お猪口を口にしながら、七生がこちらを向いた。

「間宮さんが色々教えてくださったので、大山専務に喜んでいただくことができました」

「取引先との円滑な契約も、わたしの仕事の範疇です」

顔を寄せて離すので、ふわりと日本酒が香る。
色気も一緒に漂ってきて、耐性のない文は俯いた。

「でも、ありがとうございます。いつも感謝してます」

八割は説教だが、なんだかんだいつも助けてくれる。

「感謝されていたとは驚きました。わたしのこと怖い筈では?」

「っこ、怖がっては……」

ーーーーいる。
厳しいけれど、悪い人ではない。それははわかる。

けれど、七生と同じ空間にいるだけで、猛獣に狙われたうさぎのような気持ちになるのだ。
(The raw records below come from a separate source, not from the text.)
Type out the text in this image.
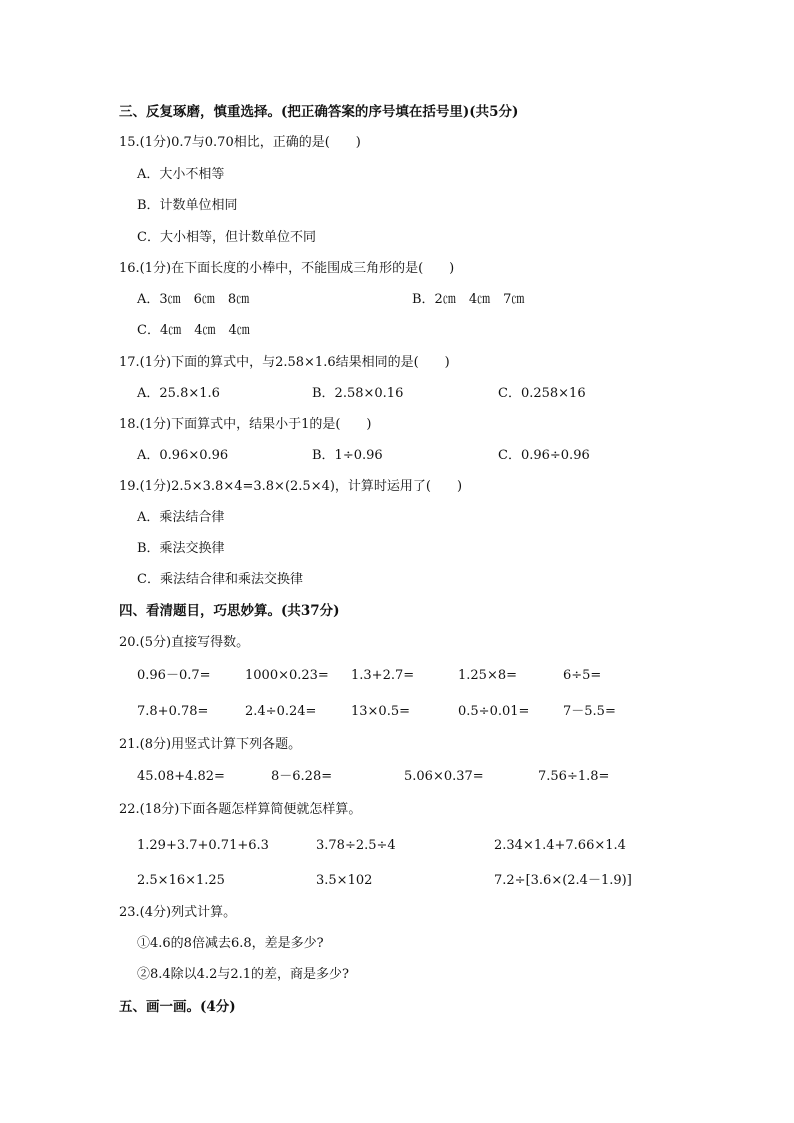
三、反复琢磨，慎重选择。(把正确答案的序号填在括号里)(共5分)
15.(1分)0.7与0.70相比，正确的是(　　)
A．大小不相等
B．计数单位相同
C．大小相等，但计数单位不同
16.(1分)在下面长度的小棒中，不能围成三角形的是(　　)
A．3㎝　6㎝　8㎝	B．2㎝　4㎝　7㎝
C．4㎝　4㎝　4㎝
17.(1分)下面的算式中，与2.58×1.6结果相同的是(　　)
A．25.8×1.6	B．2.58×0.16	C．0.258×16
18.(1分)下面算式中，结果小于1的是(　　)
A．0.96×0.96	B．1÷0.96	C．0.96÷0.96
19.(1分)2.5×3.8×4=3.8×(2.5×4)，计算时运用了(　　)
A．乘法结合律
B．乘法交换律
C．乘法结合律和乘法交换律
四、看清题目，巧思妙算。(共37分)
20.(5分)直接写得数。
0.96－0.7=	1000×0.23= 1.3+2.7=	1.25×8=	6÷5=
7.8+0.78=	2.4÷0.24=	13×0.5=	0.5÷0.01=	7－5.5=
21.(8分)用竖式计算下列各题。
45.08+4.82=	8－6.28=	5.06×0.37=	7.56÷1.8=
22.(18分)下面各题怎样算简便就怎样算。
1.29+3.7+0.71+6.3	3.78÷2.5÷4	2.34×1.4+7.66×1.4
2.5×16×1.25	3.5×102	7.2÷[3.6×(2.4－1.9)]
23.(4分)列式计算。
①4.6的8倍减去6.8，差是多少?
②8.4除以4.2与2.1的差，商是多少?
五、画一画。(4分)
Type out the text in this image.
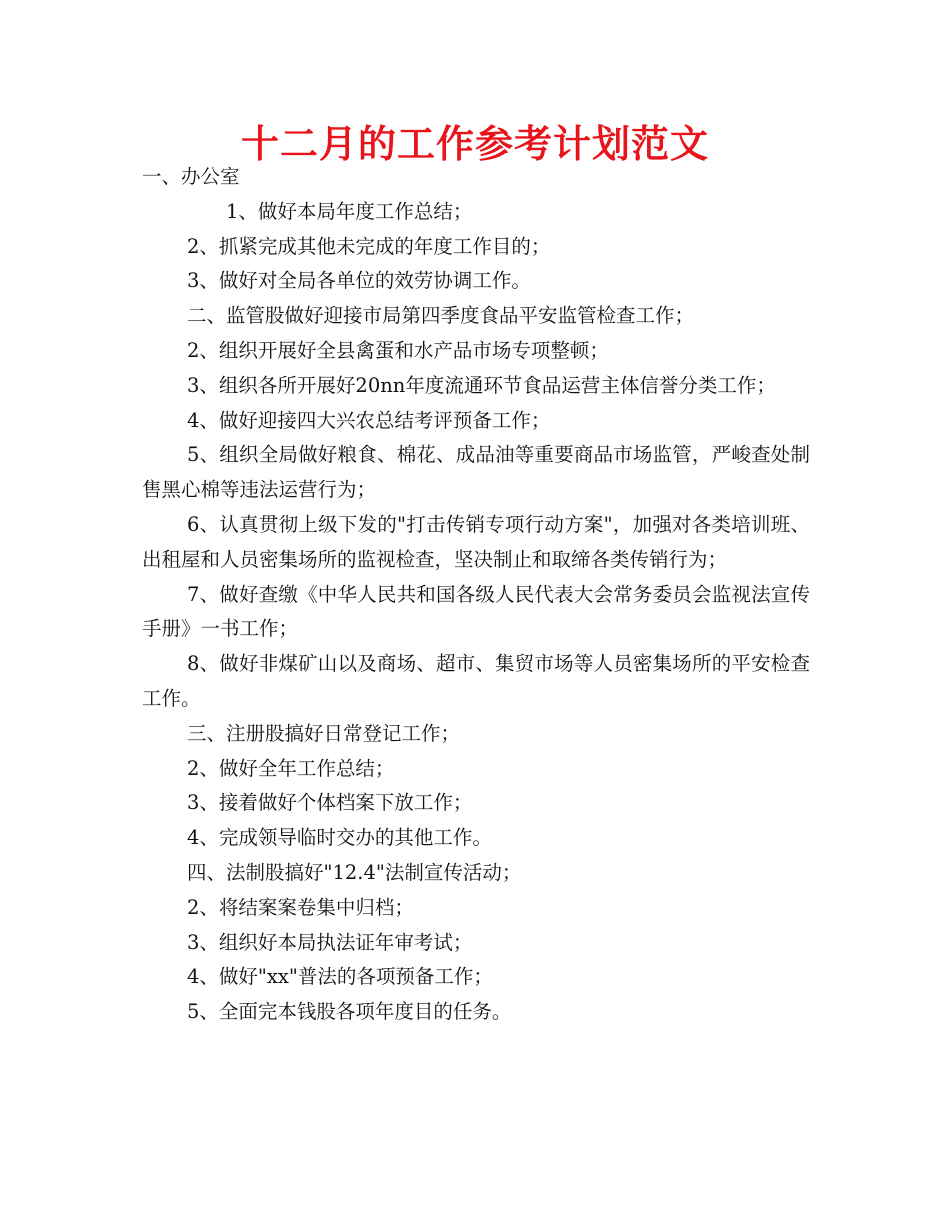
十二月的工作参考计划范文

一、办公室

1、做好本局年度工作总结；

2、抓紧完成其他未完成的年度工作目的；

3、做好对全局各单位的效劳协调工作。

二、监管股做好迎接市局第四季度食品平安监管检查工作；

2、组织开展好全县禽蛋和水产品市场专项整顿；

3、组织各所开展好20nn年度流通环节食品运营主体信誉分类工作；

4、做好迎接四大兴农总结考评预备工作；

5、组织全局做好粮食、棉花、成品油等重要商品市场监管，严峻查处制售黑心棉等违法运营行为；

6、认真贯彻上级下发的"打击传销专项行动方案"，加强对各类培训班、出租屋和人员密集场所的监视检查，坚决制止和取缔各类传销行为；

7、做好查缴《中华人民共和国各级人民代表大会常务委员会监视法宣传手册》一书工作；

8、做好非煤矿山以及商场、超市、集贸市场等人员密集场所的平安检查工作。

三、注册股搞好日常登记工作；

2、做好全年工作总结；

3、接着做好个体档案下放工作；

4、完成领导临时交办的其他工作。

四、法制股搞好"12.4"法制宣传活动；

2、将结案案卷集中归档；

3、组织好本局执法证年审考试；

4、做好"xx"普法的各项预备工作；

5、全面完本钱股各项年度目的任务。
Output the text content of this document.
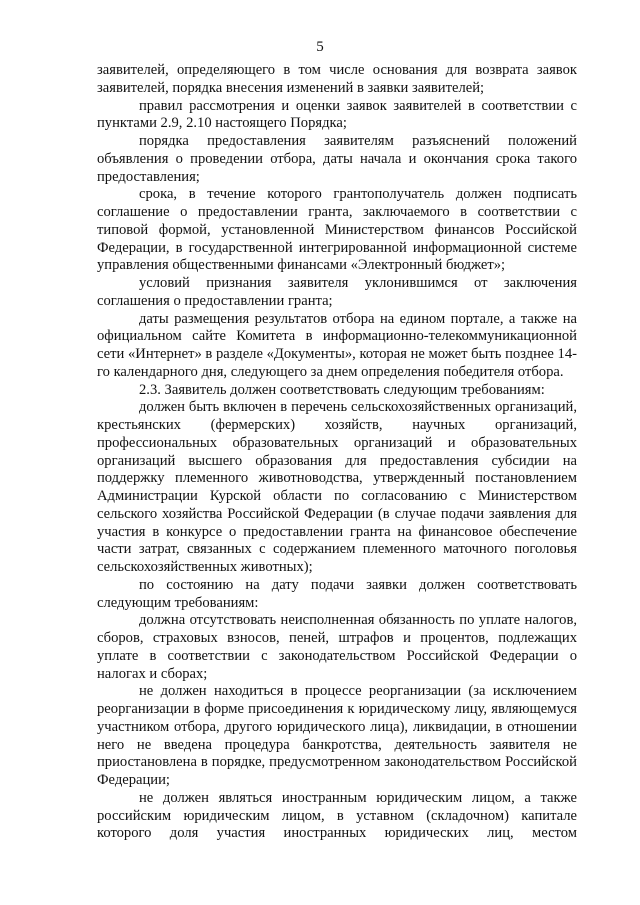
5

заявителей, определяющего в том числе основания для возврата заявок заявителей, порядка внесения изменений в заявки заявителей;

правил рассмотрения и оценки заявок заявителей в соответствии с пунктами 2.9, 2.10 настоящего Порядка;

порядка предоставления заявителям разъяснений положений объявления о проведении отбора, даты начала и окончания срока такого предоставления;

срока, в течение которого грантополучатель должен подписать соглашение о предоставлении гранта, заключаемого в соответствии с типовой формой, установленной Министерством финансов Российской Федерации, в государственной интегрированной информационной системе управления общественными финансами «Электронный бюджет»;

условий признания заявителя уклонившимся от заключения соглашения о предоставлении гранта;

даты размещения результатов отбора на едином портале, а также на официальном сайте Комитета в информационно-телекоммуникационной сети «Интернет» в разделе «Документы», которая не может быть позднее 14-го календарного дня, следующего за днем определения победителя отбора.

2.3. Заявитель должен соответствовать следующим требованиям:

должен быть включен в перечень сельскохозяйственных организаций, крестьянских (фермерских) хозяйств, научных организаций, профессиональных образовательных организаций и образовательных организаций высшего образования для предоставления субсидии на поддержку племенного животноводства, утвержденный постановлением Администрации Курской области по согласованию с Министерством сельского хозяйства Российской Федерации (в случае подачи заявления для участия в конкурсе о предоставлении гранта на финансовое обеспечение части затрат, связанных с содержанием племенного маточного поголовья сельскохозяйственных животных);

по состоянию на дату подачи заявки должен соответствовать следующим требованиям:

должна отсутствовать неисполненная обязанность по уплате налогов, сборов, страховых взносов, пеней, штрафов и процентов, подлежащих уплате в соответствии с законодательством Российской Федерации о налогах и сборах;

не должен находиться в процессе реорганизации (за исключением реорганизации в форме присоединения к юридическому лицу, являющемуся участником отбора, другого юридического лица), ликвидации, в отношении него не введена процедура банкротства, деятельность заявителя не приостановлена в порядке, предусмотренном законодательством Российской Федерации;

не должен являться иностранным юридическим лицом, а также российским юридическим лицом, в уставном (складочном) капитале которого доля участия иностранных юридических лиц, местом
それは一緒に仕事をしている今だけではなくて、もう何年も前からそんな気がしている。

(なんかよく目が合うんだよなぁ)

七生が食堂に居ると、その場にいるのも緊張して、予定を変えて外食に切り替えていたくらいだ。
これでも少し慣れた方だ。

「緊張しているだけです。不快な思いをさせていたらすみません」

文も目の前の日本酒をぐいっと一口飲んだ。
かっと熱い物が喉を通って、頭を一瞬くらっとさせる。
しかし酔うわけにはいかない。

次の店を頼まれたら断ると聞いてはいるものの、油断はできない。